UK exports to the EU climbed by £3.7 billion in February, in a sharp reversal of the downward trend in January which saw a £5.6 billion plunge in the total value of exports to the bloc, newly published data by the Office for National Statistics (ONS) shows.
Monthly exports to the EU increased by 46.6% to £11.6 billion, driven by demand for cars, medicinal and pharmaceutical products. UK imports from the EU recovered more modestly by £1.2 billion (7.3%) to £17.1 billion, according to ONS data. The more robust recovery in UK exports to the EU, compared to UK imports from the EU, is possibly attributed to the different timelines for new import checks. Specifically, UK exports to the EU have been subject to new border controls since 1 January. The equivalent import checks on EU goods into the UK were initially scheduled to take effect from 1 April. This may have prompted EU-based traders to pause exports to the UK until greater visibility of the new regime emerged, after which trade should return to monthly trend levels. However, in mid-March (after the period for this trading data), the UK government delayed introducing EU import checks on goods to support the build-out of necessary infrastructure and provide businesses with more time to prepare, given that the pandemic had intensified existing problems. Most import checks have been pushed back to 1 January 2022.
The new ONS data will help diminish fears that the early new year trading plunge was a harbinger of a post-Brexit permanent collapse in trading with the EU. More likely, January’s precipitous trading decline was transitory and a function of several interrelated factors, including preparatory stockpiling in November and December in anticipation of border disruption, the impact of the UK’s third national lockdown in early January, and pandemic-induced global supply chain disruptions as well as Brexit border disruptions. These influences combined to soften demand for imports, which will likely recover in line with the attenuation of these drivers.
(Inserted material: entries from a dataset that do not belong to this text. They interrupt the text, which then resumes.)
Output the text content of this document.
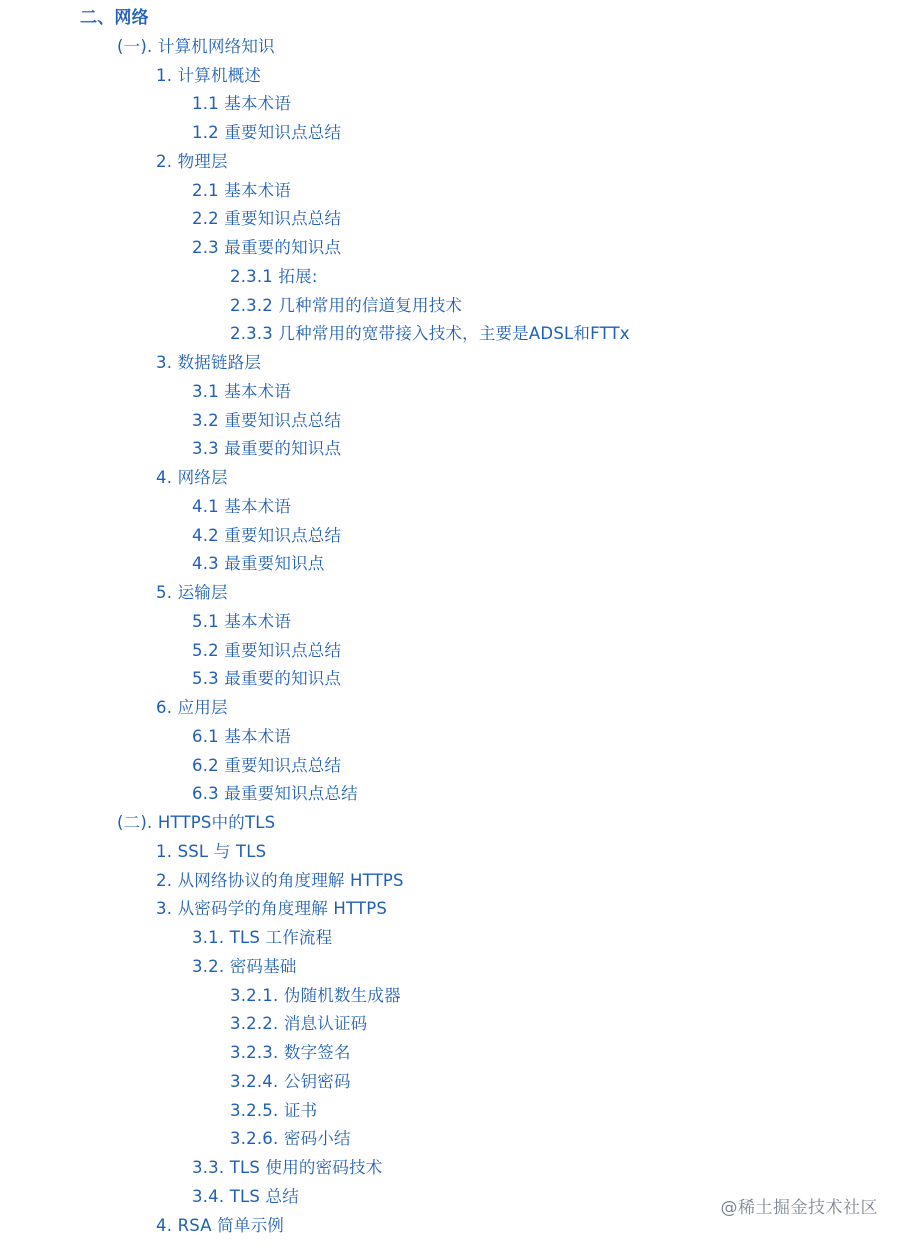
二、网络
(一). 计算机网络知识
1. 计算机概述
1.1 基本术语
1.2 重要知识点总结
2. 物理层
2.1 基本术语
2.2 重要知识点总结
2.3 最重要的知识点
2.3.1 拓展:
2.3.2 几种常用的信道复用技术
2.3.3 几种常用的宽带接入技术，主要是ADSL和FTTx
3. 数据链路层
3.1 基本术语
3.2 重要知识点总结
3.3 最重要的知识点
4. 网络层
4.1 基本术语
4.2 重要知识点总结
4.3 最重要知识点
5. 运输层
5.1 基本术语
5.2 重要知识点总结
5.3 最重要的知识点
6. 应用层
6.1 基本术语
6.2 重要知识点总结
6.3 最重要知识点总结
(二). HTTPS中的TLS
1. SSL 与 TLS
2. 从网络协议的角度理解 HTTPS
3. 从密码学的角度理解 HTTPS
3.1. TLS 工作流程
3.2. 密码基础
3.2.1. 伪随机数生成器
3.2.2. 消息认证码
3.2.3. 数字签名
3.2.4. 公钥密码
3.2.5. 证书
3.2.6. 密码小结
3.3. TLS 使用的密码技术
3.4. TLS 总结
4. RSA 简单示例
@稀土掘金技术社区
The ONS trade data for February contrasts with quarterly survey data by the British Chamber of Commerce (BCC), whose Q1 Trade Confidence Outlook survey shows a gloomier picture. According to the survey, more than four out of ten UK exporters (41%) reported decreased export sales over Q1 (up from 38% in Q4 2020), while just two out of ten (20%) reported increased export sales (down from 22%). The balance – 40% – said no change in export levels. Hotels/catering firms and retail/wholesale firms were the worst hit, with 81% and 60% of respondents respectively reporting a decrease in export sales this quarter. The BCC suggests UK export sales are at some of the lowest levels ever recorded in its data with structural issues to ongoing trading related to the UK–EU Trade and Cooperation Agreement (TCA). If left unaddressed, it could lead to long-term, potentially irreversible weakness in the UK export sector, warned the BCC.
However, this survey data represents the self-reported experience of around 2,900 UK exporters while the ONS trade data is sourced from HMRC and represents trade in goods which accounts for more than 90% of trade in goods value. Furthermore, BCC’s data blends self-reported experience across the entire first quarter, masking the possible uptrend since February relative to the start of the new year.
Last month, the government launched the £20 million SME Brexit Support Fund to provide UK exporters with access to practical support, including training for new customs procedures and regulations, rules of origin and VAT processes. Inevitably, trade bodies, including the BCC, representing exporters in hard-hit industries, suggest “the scale of ambition needs to be much greater”.
A new independent commission composed of cross-party MPs and business leaders, which aims to scrutinise and suggest improvements to the UK–EU trade agreement, met for the first time on Thursday 15 April to hear evidence on the impact of trade barriers between the EU and UK. The group includes Labour MP Hilary Benn, Conservative MP Roger Gale, Virgin Group Chairman Peter Norris, and former global managing partner of Allen & Overy, Andrew Ballheimer.
Meanwhile, UK gross domestic product (GDP) grew by 0.4% in February, according to separate ONS data, 20 basis points below the 0.6% consensus forecast. However, this return to economic growth follows revised estimates of January’s decline in output which was revised upwards from -2.9% to -2.2%, in a surprise to the upside. February’s slight increase in output leaves the UK economy 7.3% below the pre-pandemic level, which is lower than the estimated 7.8% estimated, according to Capital Economics. The UK economy is now forecast to recover to its pre-Covid levels by the middle of 2022, according to a survey of economist by Reuters. In the same survey, unemployment is forecast to peak at 6.2% towards the end of 2021 and aligned to the end of the Coronavirus Job Support Scheme (CJSS), currently extended until 30 September 2021.